The inscriptions around the sides of this box are Qur'an II, sura al-baqara, v.255. The rosette at the centre of the lid is inscribed with the bismallah and Qur'an III, sura al-'umran vv.18-19 and v.25. Within the rosette is Qur'an LIX, sura al-hashr, v. 23 (part).
The late 19th century saw a strong fashion towards Mamluk revival work, in both crafts and architecture. Seen as a golden age in Egypt's history, the Mamluk era provided the basis for a new sense of territorial nationality. This new approach to representing modern Egypt appealed to both European officials active in Egypt and the Egyptian ruling élite.

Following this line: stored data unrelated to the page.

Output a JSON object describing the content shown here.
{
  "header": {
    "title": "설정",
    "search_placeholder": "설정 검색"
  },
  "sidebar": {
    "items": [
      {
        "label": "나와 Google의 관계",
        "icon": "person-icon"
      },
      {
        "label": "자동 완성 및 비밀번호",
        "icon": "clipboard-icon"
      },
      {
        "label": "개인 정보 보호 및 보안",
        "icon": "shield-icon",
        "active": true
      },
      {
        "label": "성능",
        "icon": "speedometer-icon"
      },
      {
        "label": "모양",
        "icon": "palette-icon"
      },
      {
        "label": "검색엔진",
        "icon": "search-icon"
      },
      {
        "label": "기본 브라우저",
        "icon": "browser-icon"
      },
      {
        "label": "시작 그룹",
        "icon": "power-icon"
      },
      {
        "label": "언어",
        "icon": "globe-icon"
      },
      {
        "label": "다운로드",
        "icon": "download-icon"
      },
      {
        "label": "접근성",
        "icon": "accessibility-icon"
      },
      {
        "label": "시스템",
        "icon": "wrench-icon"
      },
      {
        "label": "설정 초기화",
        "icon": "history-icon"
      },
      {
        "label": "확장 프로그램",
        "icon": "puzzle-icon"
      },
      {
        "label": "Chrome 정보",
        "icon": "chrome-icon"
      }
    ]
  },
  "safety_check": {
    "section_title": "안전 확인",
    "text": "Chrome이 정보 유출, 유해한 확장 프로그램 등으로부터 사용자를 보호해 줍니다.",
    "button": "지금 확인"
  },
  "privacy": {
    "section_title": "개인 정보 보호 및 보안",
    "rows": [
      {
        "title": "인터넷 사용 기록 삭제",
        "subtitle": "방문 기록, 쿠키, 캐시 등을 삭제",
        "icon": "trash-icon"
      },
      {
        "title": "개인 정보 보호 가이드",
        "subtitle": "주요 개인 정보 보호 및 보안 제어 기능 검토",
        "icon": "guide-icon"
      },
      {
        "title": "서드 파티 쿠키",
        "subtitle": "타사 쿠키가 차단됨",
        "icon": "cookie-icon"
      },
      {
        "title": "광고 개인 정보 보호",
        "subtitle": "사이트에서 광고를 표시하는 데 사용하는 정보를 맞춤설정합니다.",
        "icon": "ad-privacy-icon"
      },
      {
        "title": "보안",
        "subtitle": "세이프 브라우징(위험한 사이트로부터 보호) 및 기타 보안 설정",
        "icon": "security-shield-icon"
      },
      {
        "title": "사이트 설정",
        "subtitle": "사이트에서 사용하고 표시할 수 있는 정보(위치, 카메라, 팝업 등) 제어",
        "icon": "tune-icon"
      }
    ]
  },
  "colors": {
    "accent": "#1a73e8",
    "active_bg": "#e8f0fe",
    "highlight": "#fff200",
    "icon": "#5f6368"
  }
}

A closely related Qur'an box to that offered here is in the Khalili Collection (Stephen Vernoit, Occidentalism, The Nasser D. Khalili Collection of Islamic Art, vol. XXIII, London, 1997, no.177, pp.228-29). The Khalili box was gifted to a Robert Hamilton Lang in 1897. He wrote in an album within the box that the box was the workmanship of a 'Mr. Parviss of Cairo' and that it was the exact copy of the box of 'an Egyptian Caliph of which the original I saw this year  in the Arab Museum Cairo' (Vernoit, op.cit., p.230). The box to which Lang refers was made in the name of Sultan al-Nasir Muhammad and is published in Islamic Art in Egypt, exhibition catalogue, Cairo, 1969, no. 9. As well as that example, another 14th century Mamluk Qur'an box which may have inspired our revival version is published in F.Sarre and F.R.Martin, Die Ausstellung von Meisterwerken Muhammedanischer Kunst in München 1910, London, 1985, Tafel 156. A similar box sold in these Rooms, 24 November 1987, lot 113.